• Langue : Anglais
• Discipline : Micro-nanosystèmes et capteurs
• Identifiant : 2023ULILN062
• Type de thèse : Doctorat
• Date de soutenance : 21/12/2023

Résumé en langue originale

La phytase, une enzyme capable d'hydrolyser séquentiellement l'acide phytique en formant des inositols moins phosphorylés et du phosphate, est de plus en plus souvent ajoutée aux régimes alimentaires des animaux afin d'optimiser l'absorption du phosphore par les animaux monogastriques et de réduire sa présence dans les fèces et les sols. À cet égard, la possibilité de mesurer son activité est évidemment d'un intérêt primordial. Cependant, à ce jour, il existe très peu de méthodes permettant de mesurer facilement l'activité de la phytase dans l'industrie. Les principales raisons sont que les techniques actuelles sont chronophages, ne sont pas adaptées aux échantillons d'aliments complexes et utilisent des réactifs dangereux.Dans ce projet de thèse, nous avons proposé de développer un capteur enzymatique innovant dédié à la détection de l'activité de la phytase dans des échantillons complexes en utilisant une méthode de détection directe grâce à la technologie de Zymoptiq. L'acide phytique, substrat de la phytase, possède de nombreuses charges négatives qui peuvent interagir avec des polymères chargés positivement comme le chitosan pour former des complexes. Ce phénomène est bien connu et documenté dans la littérature et constitue la pierre angulaire de notre capteur.
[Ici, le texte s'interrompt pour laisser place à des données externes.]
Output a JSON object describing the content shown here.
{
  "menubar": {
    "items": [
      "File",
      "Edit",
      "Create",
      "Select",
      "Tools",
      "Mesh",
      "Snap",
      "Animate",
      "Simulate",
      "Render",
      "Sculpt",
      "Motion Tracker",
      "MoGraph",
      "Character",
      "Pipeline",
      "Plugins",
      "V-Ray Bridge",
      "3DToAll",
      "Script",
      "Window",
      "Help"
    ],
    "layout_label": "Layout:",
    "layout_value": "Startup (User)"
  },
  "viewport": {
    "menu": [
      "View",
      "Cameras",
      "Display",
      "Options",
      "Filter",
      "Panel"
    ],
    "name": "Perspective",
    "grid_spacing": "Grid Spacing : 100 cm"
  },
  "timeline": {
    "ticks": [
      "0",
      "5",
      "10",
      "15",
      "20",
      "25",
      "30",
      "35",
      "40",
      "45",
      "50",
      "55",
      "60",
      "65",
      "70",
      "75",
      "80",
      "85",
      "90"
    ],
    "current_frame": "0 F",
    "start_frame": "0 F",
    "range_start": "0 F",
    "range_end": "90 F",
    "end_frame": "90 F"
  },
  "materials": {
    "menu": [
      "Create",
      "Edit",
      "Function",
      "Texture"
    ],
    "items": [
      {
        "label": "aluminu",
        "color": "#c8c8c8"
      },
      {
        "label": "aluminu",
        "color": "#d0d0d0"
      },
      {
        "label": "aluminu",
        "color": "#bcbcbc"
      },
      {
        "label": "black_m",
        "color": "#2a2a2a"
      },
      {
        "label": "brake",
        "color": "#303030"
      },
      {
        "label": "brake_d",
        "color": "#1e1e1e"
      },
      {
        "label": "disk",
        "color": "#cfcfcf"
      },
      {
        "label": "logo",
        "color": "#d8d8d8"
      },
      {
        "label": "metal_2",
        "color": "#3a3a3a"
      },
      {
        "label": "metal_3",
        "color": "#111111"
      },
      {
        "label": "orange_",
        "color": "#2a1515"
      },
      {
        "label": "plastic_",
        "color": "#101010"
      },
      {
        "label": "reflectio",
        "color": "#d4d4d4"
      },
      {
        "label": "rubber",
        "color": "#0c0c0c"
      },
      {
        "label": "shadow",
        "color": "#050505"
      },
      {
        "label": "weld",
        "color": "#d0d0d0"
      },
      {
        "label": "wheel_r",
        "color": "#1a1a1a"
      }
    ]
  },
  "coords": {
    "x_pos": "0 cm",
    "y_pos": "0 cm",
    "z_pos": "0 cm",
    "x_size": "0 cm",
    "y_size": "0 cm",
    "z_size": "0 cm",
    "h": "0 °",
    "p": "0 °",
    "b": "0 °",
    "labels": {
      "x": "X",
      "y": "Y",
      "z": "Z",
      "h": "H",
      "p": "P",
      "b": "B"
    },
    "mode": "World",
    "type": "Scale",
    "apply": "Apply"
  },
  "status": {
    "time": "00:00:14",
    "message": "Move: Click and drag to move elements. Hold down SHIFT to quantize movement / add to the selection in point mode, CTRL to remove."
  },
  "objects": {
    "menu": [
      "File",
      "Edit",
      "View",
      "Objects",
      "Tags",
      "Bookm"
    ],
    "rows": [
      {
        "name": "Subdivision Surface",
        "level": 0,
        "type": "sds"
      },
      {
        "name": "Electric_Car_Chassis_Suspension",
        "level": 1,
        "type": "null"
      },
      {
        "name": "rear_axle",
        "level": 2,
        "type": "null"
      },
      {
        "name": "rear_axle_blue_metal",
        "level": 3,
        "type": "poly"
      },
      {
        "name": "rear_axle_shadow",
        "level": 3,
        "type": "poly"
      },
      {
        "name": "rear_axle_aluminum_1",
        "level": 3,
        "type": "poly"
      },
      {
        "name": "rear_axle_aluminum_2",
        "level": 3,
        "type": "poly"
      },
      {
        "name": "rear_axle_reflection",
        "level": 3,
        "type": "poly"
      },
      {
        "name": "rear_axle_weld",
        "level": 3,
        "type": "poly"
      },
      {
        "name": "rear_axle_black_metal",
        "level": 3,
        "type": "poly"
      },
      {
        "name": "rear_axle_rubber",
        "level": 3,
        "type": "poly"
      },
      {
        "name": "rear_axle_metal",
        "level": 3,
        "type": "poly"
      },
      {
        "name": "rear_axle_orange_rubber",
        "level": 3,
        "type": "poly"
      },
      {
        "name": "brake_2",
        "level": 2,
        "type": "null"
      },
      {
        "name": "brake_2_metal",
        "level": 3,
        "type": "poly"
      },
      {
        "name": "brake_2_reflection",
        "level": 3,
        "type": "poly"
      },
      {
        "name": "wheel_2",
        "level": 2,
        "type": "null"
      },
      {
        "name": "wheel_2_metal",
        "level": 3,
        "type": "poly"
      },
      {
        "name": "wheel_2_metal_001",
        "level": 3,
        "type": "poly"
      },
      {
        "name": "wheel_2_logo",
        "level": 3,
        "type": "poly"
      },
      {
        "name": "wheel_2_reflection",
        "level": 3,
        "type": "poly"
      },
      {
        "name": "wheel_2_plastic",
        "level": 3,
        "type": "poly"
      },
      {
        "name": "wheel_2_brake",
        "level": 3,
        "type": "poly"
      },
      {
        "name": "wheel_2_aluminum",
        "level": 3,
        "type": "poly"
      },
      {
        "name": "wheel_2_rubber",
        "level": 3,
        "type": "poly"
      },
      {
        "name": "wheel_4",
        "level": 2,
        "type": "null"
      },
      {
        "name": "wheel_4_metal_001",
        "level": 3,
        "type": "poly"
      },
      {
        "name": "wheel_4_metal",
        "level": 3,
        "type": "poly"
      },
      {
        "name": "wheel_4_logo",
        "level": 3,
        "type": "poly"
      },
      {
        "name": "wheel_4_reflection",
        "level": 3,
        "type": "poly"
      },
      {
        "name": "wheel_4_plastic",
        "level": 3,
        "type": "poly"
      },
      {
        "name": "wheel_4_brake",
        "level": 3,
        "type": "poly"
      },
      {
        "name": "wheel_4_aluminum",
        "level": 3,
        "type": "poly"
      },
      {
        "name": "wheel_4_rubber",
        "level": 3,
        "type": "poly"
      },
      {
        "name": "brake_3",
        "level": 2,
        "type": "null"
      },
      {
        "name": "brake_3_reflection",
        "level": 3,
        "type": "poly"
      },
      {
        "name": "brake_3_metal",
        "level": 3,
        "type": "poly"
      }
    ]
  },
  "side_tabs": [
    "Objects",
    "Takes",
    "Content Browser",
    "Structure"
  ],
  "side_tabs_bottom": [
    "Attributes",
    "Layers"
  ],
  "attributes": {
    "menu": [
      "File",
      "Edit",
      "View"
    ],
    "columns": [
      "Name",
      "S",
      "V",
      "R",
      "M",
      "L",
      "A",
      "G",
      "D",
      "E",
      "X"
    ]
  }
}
Notre capteur est basé sur la dégradation de micro dépôts basés sur une structure en réseau de chaînes de chitosan insensibles à l'enzyme et réticulées avec de l'acide phytique lorsqu'ils sont incubés en présence d'activité phytase (FTU/mL).Cependant, pour assurer la stabilité du micro dépôt, une étude systématique a été menée pour mieux contrôler et comprendre tous les phénomènes sous-jacents liés à son assemblage. Cela a aussi permis d'améliorer la sensibilité du capteur développé. Grâce à des versions intermédiaires, nous avons démontré la capacité de notre méthode à mesurer l'activité d'un échantillon de phytase pure de 100 FTU/mL et d'un échantillon d'aliment complexe simulé avec des activités aussi faibles que 20 mFTU/mL. Enfin, après avoir caractérisé le mécanisme d'hydrolyse de l'acide phytique complexé avec le chitosan par la phytase, cette étude nous a permis de proposer une méthode de mesure innovante, sûre et rapide.

Résumé traduit

Phytase, an enzyme capable of sequential hydrolysis of phytic acid to lower phosphorylated inositols and phosphate, has been increasingly added to animal diets to optimize phosphorus uptake by monogastric animals and to reduce its presence in faeces and soils. In this respect, the ability to measure its activity is obviously of primary interest. However, to date there are very few methods available to easily measure phytase activity in industry. The main reasons are that current techniques are time consuming, not suitable for complex feed samples and use hazardous reagents.In this thesis project, we proposed to develop an innovative enzymatic sensor dedicated to the detection of phytase activities in complex samples using a label-free approach thanks to Zymoptiq's technology. Phytic acid, the substrate of phytase, possesses numerous negative charges that can interact with positively charged polymers such as chitosan to form complexes. This phenomenon is well known and documented in the literature and is the cornerstone of our sensor. Our sensor is based on the degradation of micro deposits-based on a network structure of enzyme-insensitive chitosan chains cross-linked with phytic acid- when incubated in the presence of phytase activity (FTU/mL).However, to ensure the stability of the micro deposit, a systematic study was carried out to better control and understand all the underlying phenomena related to the complexes assembly. This also allows us to tailor our sensor's sensitivity. Through intermediate versions, we have demonstrated the ability to measure the activity of both a pure phytase sample of 100 FTU/mL and a simulated complex feed sample with activities as low as 20 mFTU/mL. Finally, after characterizing the hydrolysis mechanism of phytic acid complexed with chitosan by phytase, this study has enabled us to propose an innovative, safe and time-saving method of measurement.